Seit Anfang 2018 gilt in Deutschland das neue Investmentsteuerrecht.

 

Dazu gehört die Vorabpauschale, die erstmals zum 2.1.2019 an das Finanzamt abgeführt werden muss. Dabei handelt es sich um eine vorweggenommene Besteuerung von Wertsteigerungen – sie greift bei thesaurierenden, aber auch bei ausschüttenden Fonds, die ihre Erträge nicht vollständig auskehren. Die Vorabpauschale könnte zu einem Steuerabzug – und damit auch zu Renditeeinbußen – bei vielen Anlegern führen, die keinen ausreichenden Freistellungsauftrag bei ihrer Depotbank hinterlegt haben. Anleger sollten daher unbedingt vor Jahresende noch ihre Freistellungsaufträge überprüfen, rät die Sutor Bank.

Pauschaler Einbehalt

Die Vorabpauschale fällt an bei sogenannten unbaren Erträgen.
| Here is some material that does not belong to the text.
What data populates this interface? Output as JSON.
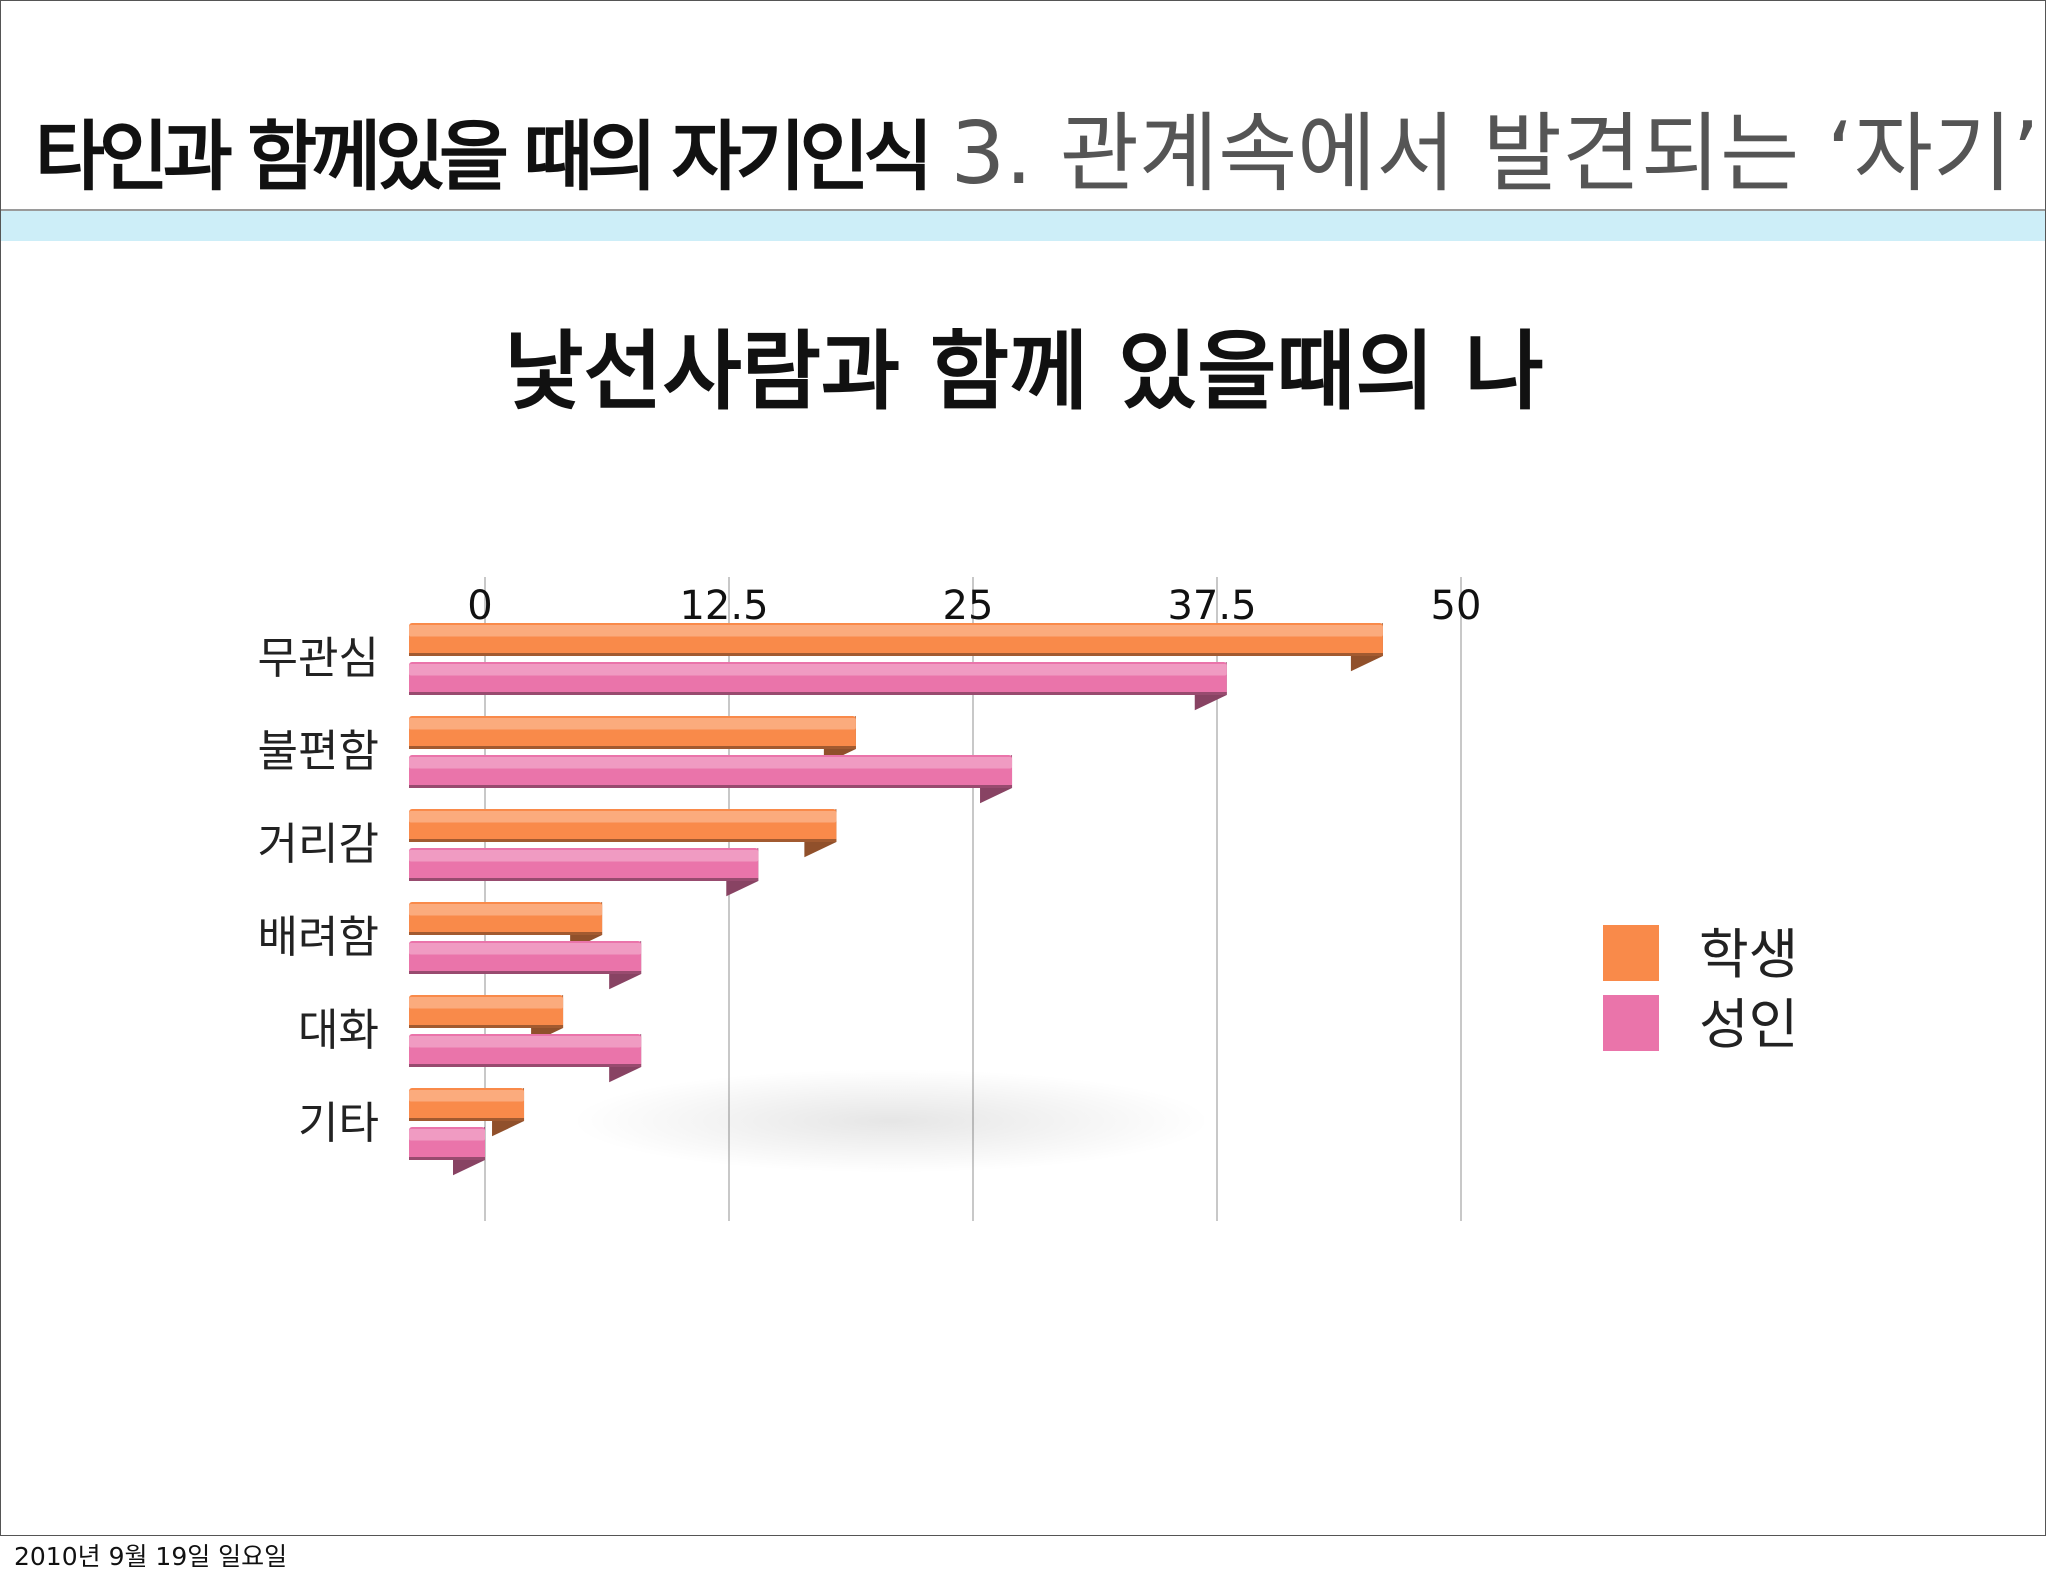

Das sind Erträge, die nicht an den Anleger ausgeschüttet werden, sondern im Fonds verbleiben und reinvestiert werden. Sofern der Fonds während des abgelaufenen Jahres zwar im Wert gestiegen ist, hiervon aber nichts oder nur wenig ausgeschüttet hat, wird die Vorabpauschale als fiktiver Kapitalertrag angesetzt. Hierdurch will der Gesetzgeber sicherstellen, dass der Anleger einen Mindestbetrag jährlich versteuert. Die Vorabpauschale wird von der Depotbank abgeführt. „Bei der Sutor Bank sind etwa zwei Drittel aller Fonds thesaurierend und damit von der neuen Steuerregelung betroffen“, sagt Michael Gott, Vertriebsleiter bei der Sutor Bank. Die Vorabpauschale orientiert sich an der Höhe einer risikolosen Marktverzinsung für öffentliche Anleihen. Sie gilt am ersten Werktag im Folgejahr als zugeflossen – erstmals also zum 2.1.2019 für das Jahr 2018.

Freistellungsaufträge prüfen – sonst droht automatischer Abzug

Sparer, deren Erträge unter dem Jahresfreibetrag von 801 Euro beziehungsweise 1.602 Euro bei Verheirateten bleiben, zahlen keine Steuern. „Das Entscheidende ist, dass die Vorabpauschale dem Depot des Anlegers automatisch entnommen wird – um das zu vermeiden, muss ein ausreichender Freistellungsauftrag vorliegen, und die Erträge des Anlegers faktisch unter dem Jahresfreibetrag bleiben“, sagt Michael Gott. Zwar könne der Abzug über die Steuererklärung wieder ausgeglichen werden, doch bis zum Rückfluss des Geldes vergehe Zeit. „Die Zeit vom automatischen Abzug bis zum Rückfluss im Rahmen der Steuererklärung kostet den Anleger Rendite. Es gilt daher, noch vor Jahresende seine Freistellungsaufträge zu überprüfen“, erklärt Michael Gott.

Auch eine bei der Bank eingereichte „Nichtveranlagungs-Bescheinigung“ bewirkt, dass keine Steuer einbehalten wird. Ist eine Steuerbelastung nicht möglich, hat die depotführende Stelle den vollen Kapitalertrag beziehungsweise die Vorabpauschale dem Finanzamt anzuzeigen, das dann die Steuer direkt vom Anleger erhebt.

Ausnahmen: Fondsanteile in Riester- oder Rürup-Verträgen

Investmenterträge sind nicht anzusetzen, wenn die Fondsanteile im Rahmen von Riester- oder Rürup-Verträgen gehalten werden. Hier bleibt es bei der nachgelagerten Besteuerung in der Auszahlungsphase.